Since then, both Democratic and Republican administrations have given plenty of spots to political appointees. Three out of every 10 ambassadors picked by President Barack Obama were political appointees. Obama drew criticism for appointing campaign backer Caroline Kennedy as U.S. ambassador to Japan in 2013, for example.

Even so, Trump has gone further. According to the most recent AFSA data, 45 percent of the ambassadors appointed under him are political appointments, the most of any modern president. He has also stacked the corridors of Foggy Bottom with political appointees — at present, only a handful of assistant secretaries of state are career Foreign Service officers.

In theory, an ambassador requires Senate confirmation. This can weed out some picks. Though the Senate has not voted down a White House ambassadorial pick in decades, just appearing before the Senate can sometimes cause weak candidates to crumble: Hotel magnate George Tsunis withdrew from the nomination to become ambassador to Norway in 2014 after questioning revealed his lack of basic knowledge about Norway.

But, in general, the Senate does little to hold things up. The ever-ballooning cost of U.S. electoral campaigns, which surged to $6.5 billion in 2016, according to OpenSecrets, may add to the problem. Many wealthy presidential donors who harbor ambassadorial ambitions also donate to members of the Senate Foreign Relations Committee.

This does not mean all political appointees are inept or scandal prone. Even critics of political appointees acknowledge that often they are professional and can sometimes bring the sort of experience that a career Foreign Service officer might not have.

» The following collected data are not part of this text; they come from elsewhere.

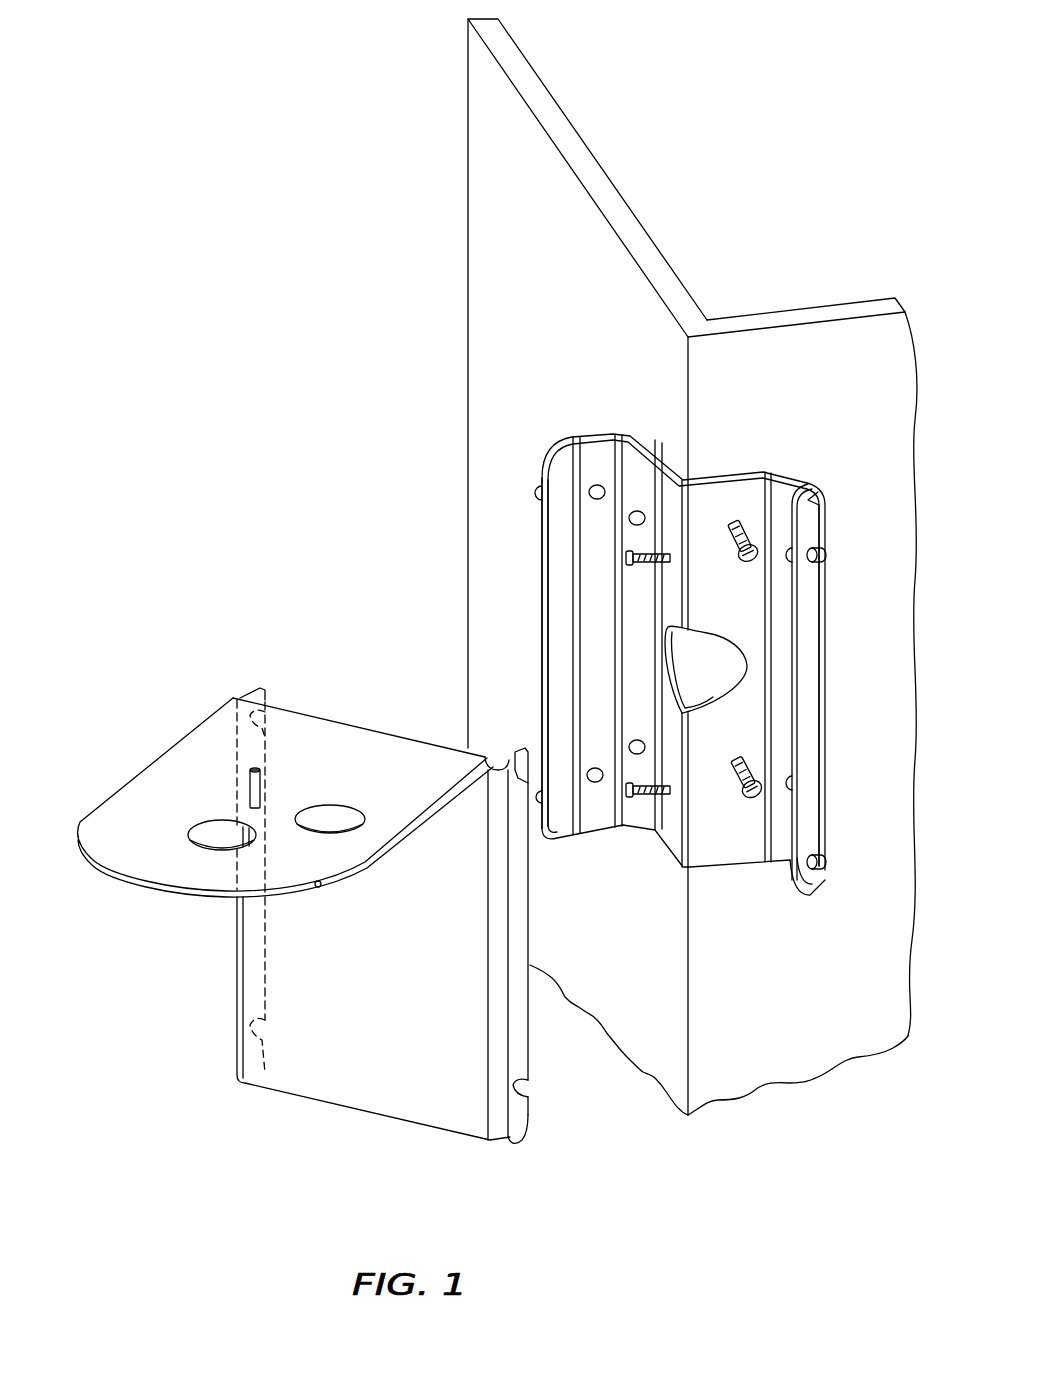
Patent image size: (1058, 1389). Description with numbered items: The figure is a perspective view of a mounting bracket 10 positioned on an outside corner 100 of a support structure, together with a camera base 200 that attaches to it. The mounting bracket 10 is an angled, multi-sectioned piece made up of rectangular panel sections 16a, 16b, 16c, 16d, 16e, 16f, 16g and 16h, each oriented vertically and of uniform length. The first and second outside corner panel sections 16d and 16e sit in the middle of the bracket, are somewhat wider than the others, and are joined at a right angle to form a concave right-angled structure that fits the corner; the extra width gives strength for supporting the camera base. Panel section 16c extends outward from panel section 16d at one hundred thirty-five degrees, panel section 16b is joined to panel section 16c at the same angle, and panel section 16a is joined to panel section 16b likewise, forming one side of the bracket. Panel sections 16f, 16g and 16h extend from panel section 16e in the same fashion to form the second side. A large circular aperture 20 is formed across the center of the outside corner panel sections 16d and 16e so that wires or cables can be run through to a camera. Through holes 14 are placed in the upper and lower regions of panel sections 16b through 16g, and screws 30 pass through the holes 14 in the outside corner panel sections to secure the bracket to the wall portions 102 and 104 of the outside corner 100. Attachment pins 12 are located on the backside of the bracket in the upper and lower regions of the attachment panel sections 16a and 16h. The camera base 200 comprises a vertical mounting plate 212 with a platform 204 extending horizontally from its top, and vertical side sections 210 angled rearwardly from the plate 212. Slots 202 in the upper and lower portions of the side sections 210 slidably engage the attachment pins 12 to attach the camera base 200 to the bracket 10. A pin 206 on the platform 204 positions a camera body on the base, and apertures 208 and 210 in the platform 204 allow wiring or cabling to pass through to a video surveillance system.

The mounting bracket 10 is at (705, 690).
The attachment pins 12 is at (535, 492).
The holes 14 is at (637, 510).
The attachment panel section 16a is at (562, 838).
The panel section 16b is at (598, 825).
The panel section 16c is at (640, 827).
The first outside corner panel section 16d is at (683, 867).
The second outside corner panel section 16e is at (727, 867).
The panel section 16f is at (782, 863).
The panel section 16g is at (813, 488).
The attachment panel section 16h is at (818, 890).
The circular aperture 20 is at (747, 665).
The screws 30 is at (627, 558).
The outside corner 100 is at (692, 567).
The wall portion 102 is at (587, 217).
The wall portion 104 is at (760, 342).
The camera base 200 is at (346, 914).
The slots 202 is at (517, 752).
The platform 204 is at (147, 860).
The pin 206 is at (250, 787).
The aperture 208 is at (188, 832).
The side sections 210 is at (243, 690).
The vertical mounting plate 212 is at (280, 980).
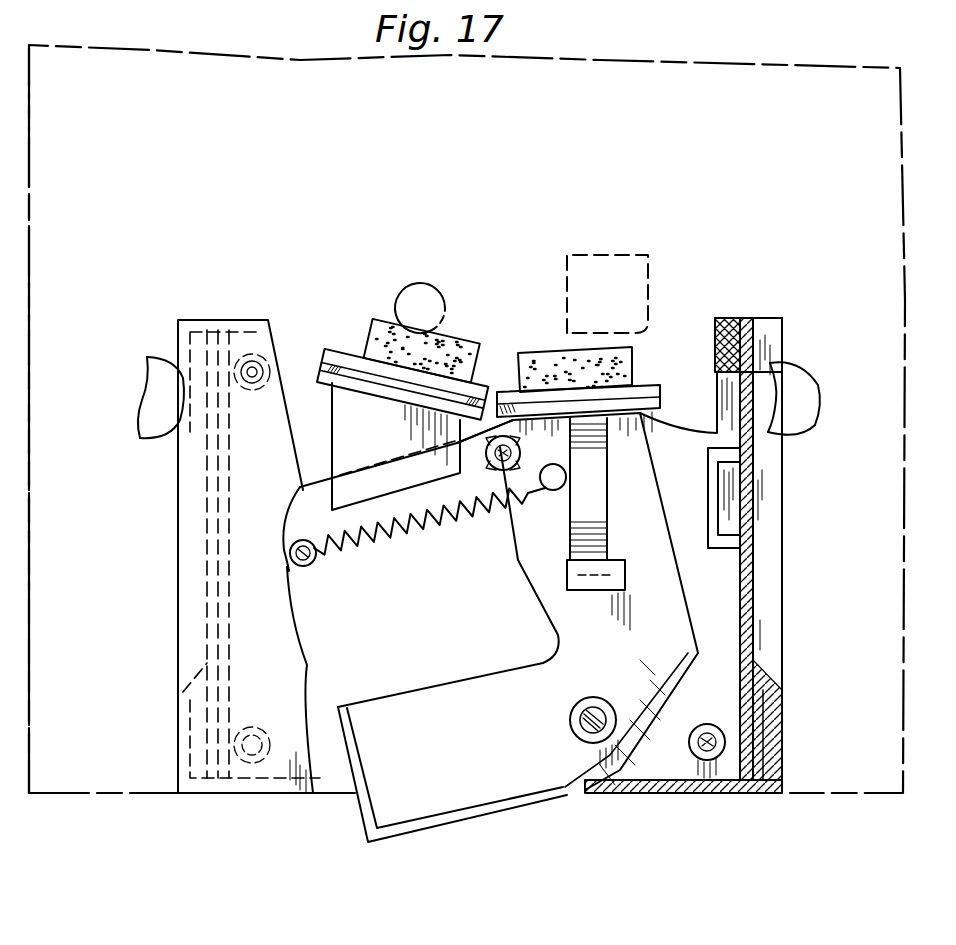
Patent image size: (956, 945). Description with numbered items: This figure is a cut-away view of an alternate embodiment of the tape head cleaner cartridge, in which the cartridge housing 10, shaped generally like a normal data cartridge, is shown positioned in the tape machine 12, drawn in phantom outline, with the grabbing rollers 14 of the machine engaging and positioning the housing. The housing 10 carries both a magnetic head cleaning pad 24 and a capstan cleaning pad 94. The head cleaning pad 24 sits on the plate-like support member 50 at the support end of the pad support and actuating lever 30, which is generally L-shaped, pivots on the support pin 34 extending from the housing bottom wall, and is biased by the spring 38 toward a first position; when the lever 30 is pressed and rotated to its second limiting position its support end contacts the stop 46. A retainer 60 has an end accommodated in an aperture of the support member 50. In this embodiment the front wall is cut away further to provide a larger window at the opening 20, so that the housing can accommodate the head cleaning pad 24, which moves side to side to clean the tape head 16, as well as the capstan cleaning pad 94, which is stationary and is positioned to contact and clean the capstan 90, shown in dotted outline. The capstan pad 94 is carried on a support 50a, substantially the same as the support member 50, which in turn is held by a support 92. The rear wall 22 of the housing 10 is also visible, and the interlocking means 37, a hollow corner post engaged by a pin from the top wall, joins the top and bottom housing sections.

The cartridge housing 10 is at (255, 312).
The tape machine 12 is at (150, 800).
The grabbing rollers 14 is at (145, 375).
The tape head 16 is at (650, 282).
The opening 20 is at (493, 378).
The rear wall 22 is at (648, 794).
The cleaning pad 24 is at (545, 348).
The pad support and actuating lever 30 is at (485, 812).
The support pin 34 is at (585, 745).
The interlocking means 37 is at (693, 762).
The spring 38 is at (448, 540).
The stop 46 is at (738, 562).
The support member 50 is at (661, 373).
The support 50a is at (332, 345).
The retainer 60 is at (575, 520).
The capstan 90 is at (445, 302).
The support 92 is at (326, 418).
The capstan cleaning pad 94 is at (382, 320).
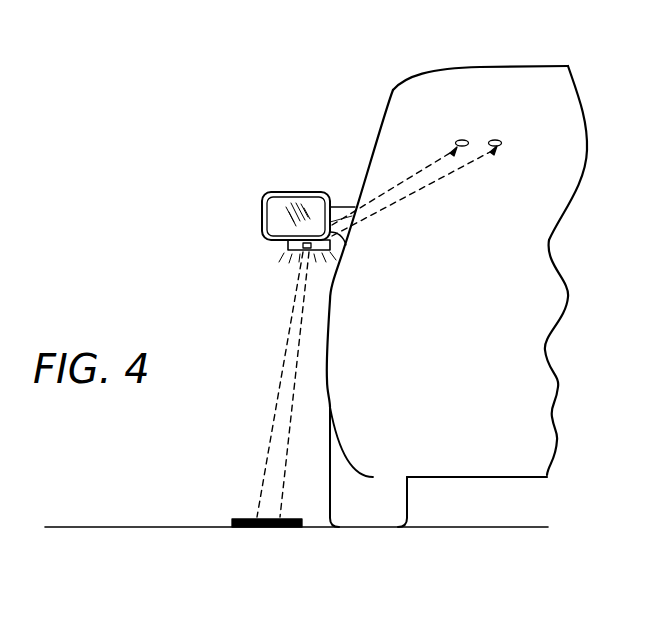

Some of the most perceptive U.S. ambassadors in history have been political appointees, including William Dodd, a historian sent to Berlin between 1933 and 1937 who warned of the horrors of Nazi Germany as many in Washington ignored them. Previous U.S. ambassadors to the E.U. were political appointees who served without incident.

But the attention on Sondland this week has renewed scrutiny of political appointees, casting a harsh light on the Brussels-based hotelier who seemed to overstep his mark in Ukraine, where he was surrounded by career diplomats and experts in the region.

In her private testimony last week, former White House official Fiona Hill said Sondland’s inexperience and overeagerness made him a “counterintelligence risk.” Sondland has also faced scrutiny for pursuing a $1 million taxpayer-funded home renovation (his attorneys told The Post this week that the renovations were necessary).

The hotelier is not the only Trump political appointee to face scrutiny. The U.S. ambassadors to Germany and Israel have been accused of acting like political activists rather than diplomats. Pete Hoekstra, U.S. ambassador to the Netherlands, suffered a bruising first few weeks in office after he refused to answer questions about past anti-Muslim statements.

Michael McFaul, former U.S. ambassador to Russia, wrote Tuesday that all candidates in the 2020 presidential election should pledge to choose ambassadors for expertise, not financial contributions. “For every excellent donor-turned-diplomat, there are many more who have been out of their depth of expertise,” wrote McFaul, an Obama political appointee himself.

Sen. Elizabeth Warren (D-Mass.) made such a pledge in June. No other candidates have followed suit.